I have a rather large data set, where i'm looking to sort by 3 variables. The values in the variables are either 0, or the ID of a person. I'm trying to to treat the variables as tho they have binary values. In other words, i'd like for SAS to recognize all the numeric values as equal, so that the data data is sorted in large blocks. I could simply create 3 new variables, assigning them with binary values, and sort using them, but this is an enormous data set, and if i can avoid this i'd like to.
So essentially, i'd like the data set to be sorted into a binary tree, with each section looking like 000, 001, 010, etc.

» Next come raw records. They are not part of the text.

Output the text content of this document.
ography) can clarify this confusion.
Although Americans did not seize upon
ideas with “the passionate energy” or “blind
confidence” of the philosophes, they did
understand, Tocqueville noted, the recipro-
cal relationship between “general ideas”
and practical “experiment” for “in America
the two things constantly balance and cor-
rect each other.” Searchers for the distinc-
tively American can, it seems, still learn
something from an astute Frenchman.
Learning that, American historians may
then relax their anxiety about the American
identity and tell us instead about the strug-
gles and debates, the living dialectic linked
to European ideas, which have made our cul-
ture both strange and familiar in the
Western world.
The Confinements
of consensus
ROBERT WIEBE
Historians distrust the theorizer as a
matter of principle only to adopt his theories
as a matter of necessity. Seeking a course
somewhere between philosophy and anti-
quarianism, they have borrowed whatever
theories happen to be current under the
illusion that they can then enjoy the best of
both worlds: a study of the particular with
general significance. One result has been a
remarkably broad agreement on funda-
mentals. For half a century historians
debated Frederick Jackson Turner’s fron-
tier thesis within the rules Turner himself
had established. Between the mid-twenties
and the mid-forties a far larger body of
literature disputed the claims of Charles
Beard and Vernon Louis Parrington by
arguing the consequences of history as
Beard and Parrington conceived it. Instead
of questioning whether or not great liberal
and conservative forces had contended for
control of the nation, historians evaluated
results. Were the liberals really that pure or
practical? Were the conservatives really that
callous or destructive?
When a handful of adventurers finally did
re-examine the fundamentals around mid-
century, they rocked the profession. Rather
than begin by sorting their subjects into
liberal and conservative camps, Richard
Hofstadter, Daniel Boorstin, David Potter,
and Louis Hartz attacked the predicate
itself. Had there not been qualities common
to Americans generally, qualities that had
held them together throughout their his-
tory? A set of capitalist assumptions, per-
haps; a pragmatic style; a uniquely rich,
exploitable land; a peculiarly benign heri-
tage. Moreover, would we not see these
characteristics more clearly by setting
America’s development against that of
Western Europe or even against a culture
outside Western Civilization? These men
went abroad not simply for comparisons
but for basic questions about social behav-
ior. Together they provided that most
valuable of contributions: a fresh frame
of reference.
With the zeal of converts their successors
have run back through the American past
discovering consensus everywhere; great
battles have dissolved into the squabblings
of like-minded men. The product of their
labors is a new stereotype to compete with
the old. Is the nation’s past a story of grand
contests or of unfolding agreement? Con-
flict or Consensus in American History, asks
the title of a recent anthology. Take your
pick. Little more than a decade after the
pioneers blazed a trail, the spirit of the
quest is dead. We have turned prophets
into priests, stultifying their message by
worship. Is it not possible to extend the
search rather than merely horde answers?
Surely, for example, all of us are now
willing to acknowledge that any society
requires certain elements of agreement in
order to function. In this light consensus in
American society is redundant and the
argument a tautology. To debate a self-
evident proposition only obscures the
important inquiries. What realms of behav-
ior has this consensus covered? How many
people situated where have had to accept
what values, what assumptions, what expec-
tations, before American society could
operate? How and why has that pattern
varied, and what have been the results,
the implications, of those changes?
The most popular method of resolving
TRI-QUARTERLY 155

There's a difference between 0 and "everything else" (2 groups) and groups or "sections" that are 000, 001 and 010 and etc (which counts up as more than 2 groups without even worrying about how many "sections" happen because of "etc"). And then you say you want SAS to treat ALL numeric values as equal??? I always thought of 0 as a number??? So do you mean that you want all non-zero values for ID to be treated the same???? And, what is a "section" anyway??? Is a "section" the same as a BY group??
Consider the following program. If a person's age is 14, then NEWVAR has the value of 0. If the age is anything else, then NEWVAR has the value of 1. This is accomplished with a user-defined format.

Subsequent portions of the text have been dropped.